Ja, sie alle sind auf ihre Art und Weise weise. Und doch gibt es noch eine Weisheit, die größer und tiefer ist als all diese menschlichen Weisheiten. Und das ist die Weisheit Gottes. 

Von der schreibt Paulus: Wovon wir reden ist „nicht eine Weisheit dieser Welt, auch nicht der Herrscher dieser Welt, die vergehen. Sondern wir reden von der Weisheit Gottes, die im Geheimnis verborgen ist, die Gott vorherbestimmt hat vor aller Zeit zu unserer Herrlichkeit. Es ist gekommen, wie geschrieben steht (Jesaja 64,3): »Was kein Auge gesehen hat und kein Ohr gehört hat und in keines Menschen Herz gekommen ist, was Gott bereitet hat denen, die ihn lieben.«. 

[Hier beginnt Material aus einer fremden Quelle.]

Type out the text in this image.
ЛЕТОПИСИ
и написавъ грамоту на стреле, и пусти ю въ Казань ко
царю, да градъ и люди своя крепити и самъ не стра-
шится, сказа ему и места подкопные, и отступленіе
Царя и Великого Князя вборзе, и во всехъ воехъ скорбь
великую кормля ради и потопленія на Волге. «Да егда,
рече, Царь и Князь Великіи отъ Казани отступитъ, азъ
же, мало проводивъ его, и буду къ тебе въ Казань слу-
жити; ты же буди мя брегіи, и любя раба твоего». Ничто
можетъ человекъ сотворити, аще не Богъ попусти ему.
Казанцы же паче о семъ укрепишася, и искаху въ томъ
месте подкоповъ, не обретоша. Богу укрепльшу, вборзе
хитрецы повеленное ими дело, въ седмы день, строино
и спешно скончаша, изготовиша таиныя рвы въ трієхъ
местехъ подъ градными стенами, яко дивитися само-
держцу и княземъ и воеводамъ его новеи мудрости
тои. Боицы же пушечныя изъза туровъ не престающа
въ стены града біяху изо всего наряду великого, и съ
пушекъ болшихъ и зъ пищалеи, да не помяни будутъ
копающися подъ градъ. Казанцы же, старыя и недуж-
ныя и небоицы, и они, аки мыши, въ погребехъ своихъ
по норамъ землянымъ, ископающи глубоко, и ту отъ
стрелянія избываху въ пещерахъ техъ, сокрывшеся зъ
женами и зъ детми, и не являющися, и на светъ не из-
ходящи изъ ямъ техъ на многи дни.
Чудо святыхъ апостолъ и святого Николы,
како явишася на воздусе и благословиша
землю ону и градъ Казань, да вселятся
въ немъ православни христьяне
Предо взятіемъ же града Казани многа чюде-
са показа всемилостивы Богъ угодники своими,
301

Das ist das vollkommen Neue: Gott als Mensch, Gott als Gekreuzigter und Auferstandener. Der, der nach menschlichem Ermessen scheinbar gescheitert ist, der, dessen Botschaft aber 2000 Jahre überdauert und die Welt verändert hat, der, der solidarisch mit den Schwachen dieser Welt ist, der, vor dem ich keine Show abziehen muss, den, der mir zeigt, dass Scheitern und Schwachheit nicht per se sinnlos sein müssen, dass manchmal daraus etwas erwächst. Paulus stellt uns den vor Augen, der Orientierung, Kraft und 

Trost gibt, den, der Schuld mit sich nimmt und auch durch den Tod tragen kann. „Zu unserer Herrlichkeit“ – das ist das, worauf das Geheimnis Gottes zielt. Damit wir gut und wohlbehalten leben können und auch einmal nach unserem Tod Zukunft haben. 

Wir sind keine Toren. Wir sind vielmehr diejenigen, die das Geheimnis Gottes erfasst haben. Wir müssen nicht die Klügsten und Reichsten und Besten nach den Maßstäben der Welt sein, denn im Leben und auch einmal im Sterben ist es etwas anderes, was trägt. Nämlich die Beziehung zu Gott! Paulus sagt das so: „Ich hielt es für richtig, unter euch nichts zu wissen, als allein Jesus Christus, den Gekreuzigten!“ Ein Geheimnis, das offen vor allen liegt, dass aber viele für sich nicht realisieren, weil sie Weisheit nur menschlich und nicht göttlich definieren, weil sie nicht tief genug blicken. Deshalb meine dritte Frage an Paulus: 

3) Woran liegt es, ob ein Mensch das Geheimnis Gottes durchdringt? 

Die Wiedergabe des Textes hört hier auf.